The value of a child

“It’s not her fault.  She’s not even a person yet.”

These words from a Haitian boy came as a shock. A little girl at Espwa Village orphanage in Les Cayes, Haiti, was misbehaving very badly that day. When leaders tried to correct her, however, another child insisted that the little girl could not be held responsible for her actions, because “a child doesn’t get a soul until they’re 2.”

After more than a decade of ministry, this was the first time anyone at Pwoje Espwa had mentioned the troubling superstition that a person is not a person until the age of 2. This false belief encourages some parents to excuse their children’s bad behavior, and it also opens the door to the mistreatment of children.

Pwoje Espwa has been rescuing orphaned and destitute children in Haiti for more than a decade.

It seems that Haiti’s most vulnerable poor – the children – are often the least protected. Wealthier families take in the children of the poor and treat them as virtual slaves, overworked and underfed. Similar violence inspired Pwoje Espwa to start its own school, after one boy came home bleeding from a severe beating by a teacher with a rawhide whip.

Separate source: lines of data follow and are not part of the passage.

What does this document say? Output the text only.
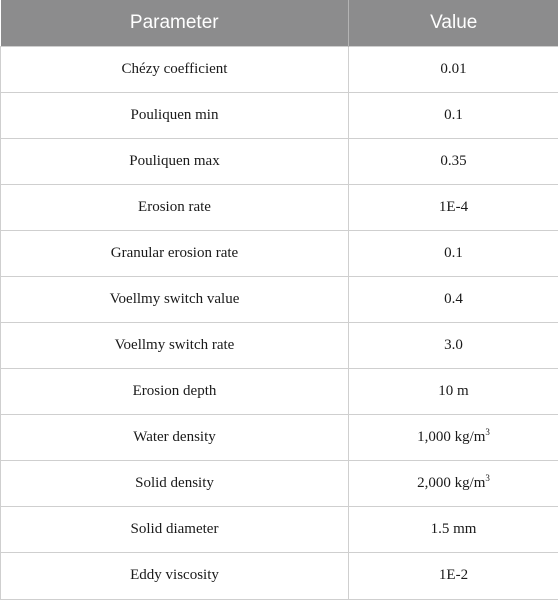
Parameter	Value
Chézy coefficient	0.01
Pouliquen min	0.1
Pouliquen max	0.35
Erosion rate	1E-4
Granular erosion rate	0.1
Voellmy switch value	0.4
Voellmy switch rate	3.0
Erosion depth	10 m
Water density	1,000 $kg/m^3$
Solid density	2,000 $kg/m^3$
Solid diameter	1.5 mm
Eddy viscosity	1E-2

With our ministry’s support, the 650 orphaned and destitute boys (and a few girls) under Pwoje Espwa’s care get more than food and shelter — they also learn that they are special in God’s eyes. They are introduced to Christ’s love through catechism training and open-air Mass on the orphanage campus. Often for the first time, they learn that they are highly valued and loved by their Heavenly Father.